A Hydrodynamic Theory for Non-Equilibrium Full Counting Statistics in One-Dimensional Quantum Systems

We study the dynamics of charge fluctuations after homogeneous quantum quenches in one-dimensional systems with ballistic transport. For short but macroscopic times where the non-trivial dynamics is largely dominated by long-range correlations, a simple expression for the associated full counting statistics can be obtained by hydrodynamic arguments. This formula links the non-equilibrium charge fluctuation after the quench to the fluctuations of the associated current after a charge-biased inhomogeneous modification of the original quench which corresponds to the paradigmatic partitioning protocol.

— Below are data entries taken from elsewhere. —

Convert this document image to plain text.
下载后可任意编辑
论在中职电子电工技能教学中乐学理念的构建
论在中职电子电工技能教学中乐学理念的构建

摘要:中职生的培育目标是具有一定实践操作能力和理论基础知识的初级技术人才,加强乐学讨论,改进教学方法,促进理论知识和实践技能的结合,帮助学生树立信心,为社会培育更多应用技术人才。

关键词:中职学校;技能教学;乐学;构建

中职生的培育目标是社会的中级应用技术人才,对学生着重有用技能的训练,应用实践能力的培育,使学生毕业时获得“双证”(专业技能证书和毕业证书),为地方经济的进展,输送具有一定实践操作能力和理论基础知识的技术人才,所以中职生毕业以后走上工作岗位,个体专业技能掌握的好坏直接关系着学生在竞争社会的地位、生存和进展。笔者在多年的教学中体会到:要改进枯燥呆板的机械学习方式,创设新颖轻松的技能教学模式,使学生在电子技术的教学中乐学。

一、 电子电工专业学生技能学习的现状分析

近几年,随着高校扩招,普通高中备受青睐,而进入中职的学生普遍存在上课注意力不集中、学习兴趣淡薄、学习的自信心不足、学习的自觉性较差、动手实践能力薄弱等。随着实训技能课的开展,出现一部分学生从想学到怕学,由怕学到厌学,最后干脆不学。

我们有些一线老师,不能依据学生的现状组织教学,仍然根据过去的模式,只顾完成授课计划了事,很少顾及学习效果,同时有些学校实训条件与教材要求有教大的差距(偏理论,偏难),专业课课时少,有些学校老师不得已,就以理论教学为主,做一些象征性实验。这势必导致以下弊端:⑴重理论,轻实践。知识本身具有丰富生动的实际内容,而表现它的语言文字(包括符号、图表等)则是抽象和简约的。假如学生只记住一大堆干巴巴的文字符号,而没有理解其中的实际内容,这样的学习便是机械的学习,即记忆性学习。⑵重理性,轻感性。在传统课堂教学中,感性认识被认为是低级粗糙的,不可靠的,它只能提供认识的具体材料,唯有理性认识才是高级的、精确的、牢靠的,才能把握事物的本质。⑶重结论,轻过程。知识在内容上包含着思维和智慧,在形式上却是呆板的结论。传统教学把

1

Under certain assumptions, the fluctuations in the latter case can be expressed by explicit closed form formulas in terms of thermodynamic and hydrodynamic quantities via the Ballistic Fluctuations Theory. In this work, we identify precise physical conditions for the applicability of a fully hydrodynamic theory, and provide a detailed analysis explicitly demonstrating how such conditions are met and how this leads to such hydrodynamic treatment. We discuss these conditions at length in non-relativistic free fermions, where calculations become feasible and allow for cross-checks against exact results. In physically relevant cases, strong long-range correlations can complicate the hydrodynamic picture, but our formula still correctly reproduces the first cumulants.